Film sur Canal+ à 21 heures

PROBLEMOS Bande Annonce Officielle (2017) Eric Judor
Durée : 02:41

C’est l’été. Une famille quitte l’autoroute des vacances pour faire une halte dans une communauté zadiste. Jeanne, la mère, jeune femme super bobo (Célia Rosich), a été invitée par son ­ancien prof de yoga, un des fondateurs du mouvement. Victor (Eric Judor), le père, informaticien de son état, la suit à reculons, tandis que leur fille préadolescente pique une crise de nerfs à l’idée qu’il va lui falloir laisser son iPhone à l’entrée du camp, comme l’exige la charte de la zone sans ondes.

Réalisé par Eric Judor, coécrit par Noé Debré, scénariste proche de Jacques Audiard, et Blanche Gardin, humoriste passée par le Jamel Comedy Club et familière des ­milieux militants, Problemos séduit par la manière qu’il a de s’inscrire de plain-pied dans une réalité à la fois médiatisée, polarisante et qui n’avait jusqu’à présent jamais été prise en charge par la fiction – L’Avenir, de Mia Hansen-Love, où Isabelle Huppert se réfugie dans un avatar du groupe de Tarnac, reste, à notre connaissance, la seule tentative de représenter la contestation politique telle qu’elle s’organise en France aujourd’hui.

Folklore altermondialiste

En plongeant une famille soumise aux normes de la société de ­consommation dans cette communauté de bric et de broc (le vieux hippie écolo, la féministe vindicative, le pseudo-chaman, l’ancien djihadiste...), les auteurs s’offrent un terrain de comédie fertile.
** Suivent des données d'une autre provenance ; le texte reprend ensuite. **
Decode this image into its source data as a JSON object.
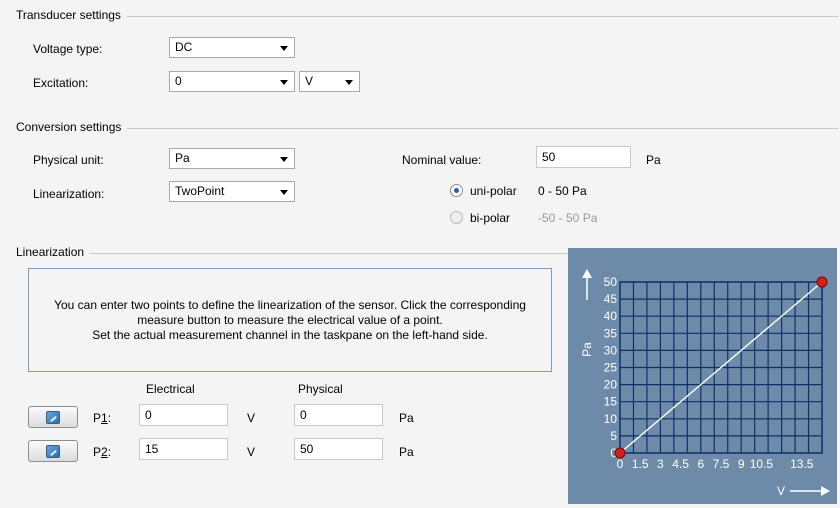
{
  "transducer": {
    "title": "Transducer settings",
    "voltage_type_label": "Voltage type:",
    "voltage_type_value": "DC",
    "excitation_label": "Excitation:",
    "excitation_value": "0",
    "excitation_unit": "V"
  },
  "conversion": {
    "title": "Conversion settings",
    "physical_unit_label": "Physical unit:",
    "physical_unit_value": "Pa",
    "linearization_label": "Linearization:",
    "linearization_value": "TwoPoint",
    "nominal_value_label": "Nominal value:",
    "nominal_value": "50",
    "nominal_unit": "Pa",
    "unipolar_label": "uni-polar",
    "unipolar_range": "0 - 50 Pa",
    "unipolar_selected": true,
    "bipolar_label": "bi-polar",
    "bipolar_range": "-50 - 50 Pa"
  },
  "linearization": {
    "title": "Linearization",
    "info_line1": "You can enter two points to define the linearization of the sensor. Click the corresponding",
    "info_line2": "measure button to measure the electrical value of a point.",
    "info_line3": "Set the actual measurement channel in the taskpane on the left-hand side.",
    "electrical_header": "Electrical",
    "physical_header": "Physical",
    "points": [
      {
        "label_prefix": "P",
        "label_num": "1",
        "label_suffix": ":",
        "electrical": "0",
        "electrical_unit": "V",
        "physical": "0",
        "physical_unit": "Pa"
      },
      {
        "label_prefix": "P",
        "label_num": "2",
        "label_suffix": ":",
        "electrical": "15",
        "electrical_unit": "V",
        "physical": "50",
        "physical_unit": "Pa"
      }
    ]
  },
  "chart_data": {
    "type": "line",
    "x": [
      0,
      15
    ],
    "y": [
      0,
      50
    ],
    "xlabel": "V",
    "ylabel": "Pa",
    "x_ticks": [
      "0",
      "1.5",
      "3",
      "4.5",
      "6",
      "7.5",
      "9",
      "10.5",
      "13.5"
    ],
    "x_tick_values": [
      0,
      1.5,
      3,
      4.5,
      6,
      7.5,
      9,
      10.5,
      13.5
    ],
    "y_ticks": [
      "0",
      "5",
      "10",
      "15",
      "20",
      "25",
      "30",
      "35",
      "40",
      "45",
      "50"
    ],
    "y_tick_values": [
      0,
      5,
      10,
      15,
      20,
      25,
      30,
      35,
      40,
      45,
      50
    ],
    "xlim": [
      0,
      15
    ],
    "ylim": [
      0,
      50
    ],
    "grid": true,
    "colors": {
      "background": "#6d8ba8",
      "grid": "#0e2f6b",
      "line": "#ffffff",
      "point": "#d42020",
      "text": "#ffffff"
    }
  }
}
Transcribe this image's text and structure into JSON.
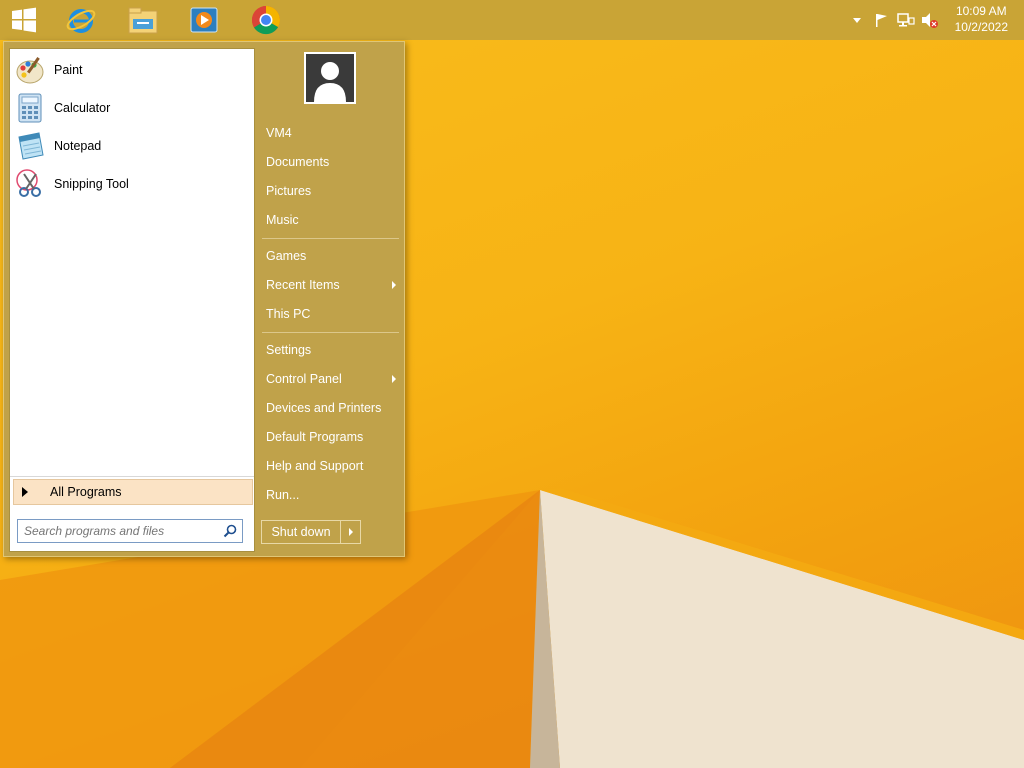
{
  "taskbar": {
    "pinned": [
      {
        "name": "start-button",
        "icon": "windows-logo-icon"
      },
      {
        "name": "internet-explorer",
        "icon": "internet-explorer-icon"
      },
      {
        "name": "file-explorer",
        "icon": "file-explorer-icon"
      },
      {
        "name": "media-player",
        "icon": "media-player-icon"
      },
      {
        "name": "chrome",
        "icon": "chrome-icon"
      }
    ],
    "tray_icons": [
      "show-hidden-icons-chevron-icon",
      "action-center-flag-icon",
      "network-icon",
      "volume-muted-icon"
    ],
    "clock": {
      "time": "10:09 AM",
      "date": "10/2/2022"
    }
  },
  "start_menu": {
    "programs": [
      {
        "label": "Paint",
        "icon": "paint-icon"
      },
      {
        "label": "Calculator",
        "icon": "calculator-icon"
      },
      {
        "label": "Notepad",
        "icon": "notepad-icon"
      },
      {
        "label": "Snipping Tool",
        "icon": "snipping-tool-icon"
      }
    ],
    "all_programs": "All Programs",
    "search_placeholder": "Search programs and files",
    "user_avatar": "user-avatar-icon",
    "right_items": {
      "vm4": "VM4",
      "documents": "Documents",
      "pictures": "Pictures",
      "music": "Music",
      "games": "Games",
      "recent_items": "Recent Items",
      "this_pc": "This PC",
      "settings": "Settings",
      "control_panel": "Control Panel",
      "devices_printers": "Devices and Printers",
      "default_programs": "Default Programs",
      "help_support": "Help and Support",
      "run": "Run..."
    },
    "shutdown": "Shut down"
  },
  "colors": {
    "taskbar": "#c9a436",
    "start_menu_bg": "#c0a24a",
    "desktop_yellow": "#f9bd1c",
    "desktop_orange": "#ee8f10"
  }
}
Le folklore altermondialiste (culture capillaire tendance art brut, chants de républicains ­espagnols massacrés à l’accent français, communication à base de petits moulinets avec les mains...) sert de toile de fond à une série de gags qui visent essentiellement l’esprit de sérieux et le ton sentencieux de la rhétorique militante. Entre le « groupe de parole sur les règles », où l’on apprend les vertus des cataplasmes à l’eucalyptus pour contrer les odeurs ­intimes, cet « enfant » dont le sexe n’est connu de personne afin qu’il reste libre de déterminer son genre, l’obligation de s’adresser poliment aux animaux « parce qu’ils sont des personnes comme toi et moi » et, plus généralement, le terrorisme lexical ambiant (« Ah, parce que réussite, c’est un terme positivement connoté, pour toi ? »), on rit beaucoup dans la première partie du film, qui pose le décor.

Par un smartphone infiltré en contrebande par une gentille greluche passionnée de télé-réalité, on apprend au bout de quelques jours qu’une pandémie a ravagé le gros de la population mondiale. La nouvelle fait l’effet d’un électrochoc. Alors que la zone reste miraculeusement épargnée par le virus et que ses habitants se retrouvent chargés, par la force des choses, de refonder une civilisation, les masques tombent, et le film prend la tournure d’une ­fable hobbesienne dans laquelle l’instinct de conservation, le désir de propriété, la volonté de pouvoir balayent d’un revers de main les beaux principes collectivistes et pacifistes autour desquels s’était constitué le groupe.

Eric Judor dans « Problemos ». / CANAL+

Loin de l’idiotie abstraite de Seuls Two, ou même de La Tour Montparnasse infernale, cette nouvelle comédie d’Eric Judor s’inspire au contraire de l’air du temps (les auteurs disent avoir fréquenté Nuit debout). Si cette ­vision de la ­nature humaine ne ­témoigne sans doute pas d’une croyance folle dans l’utopie, il ­serait ­malvenu d’y voir une volonté de dénigrer l’action des collectifs en lutte. En mettant dos à dos la ­féministe despotique qu’interprète Blanche Gardin et ce ­Victor dont la veulerie dissimule mal un fond prédateur (qu’Eric ­Judor, avec sa malice, parvient miraculeusement à rendre sympathique), il prend ni plus ni moins la liberté de s’amuser avec eux.

Problemos, d’Eric Judor. Avec Eric Judor, Blanche Gardin, Youssef Hajdi (Fr., 2017, 80 min).